A riprova di questo tipo di approccio, i finanziamenti straordinari che vengono concessi dalle istituzioni globali come il Fondo Monetario Internazionale sono subordinati all’obbligo, per i Paesi che li ricevono, di introdurre dei cambiamenti sostanziali nel proprio assetto socioeconomico. 

La stessa cosa, come ben sappiamo, avviene in ambito UE. Dove questi “cambiamenti sostanziali” vanno sotto il nome, o l’etichetta, di “riforme”. Il sottinteso è che esse sono invariabilmente proficue e, perciò, non andrebbero considerate solo necessarie ma persino desiderabili. Benché la loro introduzione comporti conseguenze sgradevoli e onerose per la generalità dei cittadini, come nel caso delle pensioni, si vorrebbe che venissero viste e accettate come delle cure alle quali conviene sottoporsi. O prima o poi – non si sa bene quando, non si sa bene tra quanto – gli effetti positivi si manifesteranno. 

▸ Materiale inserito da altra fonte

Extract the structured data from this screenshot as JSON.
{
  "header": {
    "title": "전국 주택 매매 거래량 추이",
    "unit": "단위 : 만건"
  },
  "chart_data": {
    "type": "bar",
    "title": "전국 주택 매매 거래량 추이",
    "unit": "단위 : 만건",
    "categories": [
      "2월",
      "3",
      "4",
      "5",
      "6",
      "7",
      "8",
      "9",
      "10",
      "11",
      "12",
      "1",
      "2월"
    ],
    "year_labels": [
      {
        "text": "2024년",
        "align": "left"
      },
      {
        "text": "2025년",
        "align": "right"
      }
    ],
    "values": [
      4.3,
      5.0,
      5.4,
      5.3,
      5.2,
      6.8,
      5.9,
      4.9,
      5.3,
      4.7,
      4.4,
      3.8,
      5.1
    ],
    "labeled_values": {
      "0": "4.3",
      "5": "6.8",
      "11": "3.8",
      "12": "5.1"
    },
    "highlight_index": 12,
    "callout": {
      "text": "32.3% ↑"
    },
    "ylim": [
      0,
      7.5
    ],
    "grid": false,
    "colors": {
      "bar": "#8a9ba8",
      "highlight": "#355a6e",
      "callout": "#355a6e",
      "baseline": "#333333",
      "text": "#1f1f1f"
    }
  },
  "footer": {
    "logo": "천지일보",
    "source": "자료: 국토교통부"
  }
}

Appellandosi a una migliore gestione, dunque, si cerca di affermare con ogni mezzo uno specifico modello. Puntando il dito su alcuni comportamenti deprecabili, quali l’eccesso di spesa pubblica rispetto alle entrate tributarie, ma guardandosi bene dall’essere altrettanto critici nei confronti di quei processi non meno pericolosi, ai fini della stabilità finanziaria, che costellano/infestano il mondo delle Borse e degli altri mercati prettamente speculativi. 

È su questo, che bisognerebbe aprire gli occhi. Per poi avviare, attraverso l’azione politica, un ripensamento complessivo.

Ciò che viene presentato come un insieme di verità oggettive e incontestabili, che nel loro insieme formano la “scienza economica”, è in realtà una rete di convenzioni che sono funzionali a determinati interessi e che si sono imposte via via, sino ad affermarle su scala globale.

Immaginarsi di scardinare questo assetto è del tutto irrealistico, ma se non altro si può cercare di ottenere delle condizioni migliori. E questo, nel caso del rifinanziamento del debito pubblico, significa non essere costretti a rivolgersi agli operatori privati che mirano al massimo profitto.

Quando uno Stato UE, come l’Italia, abbia provveduto da tempo a riequilibrare la spesa corrente, evitare che venga stritolato dagli interessi passivi troppo alti è un investimento sul futuro. Non soltanto suo ma dell’intera Europa.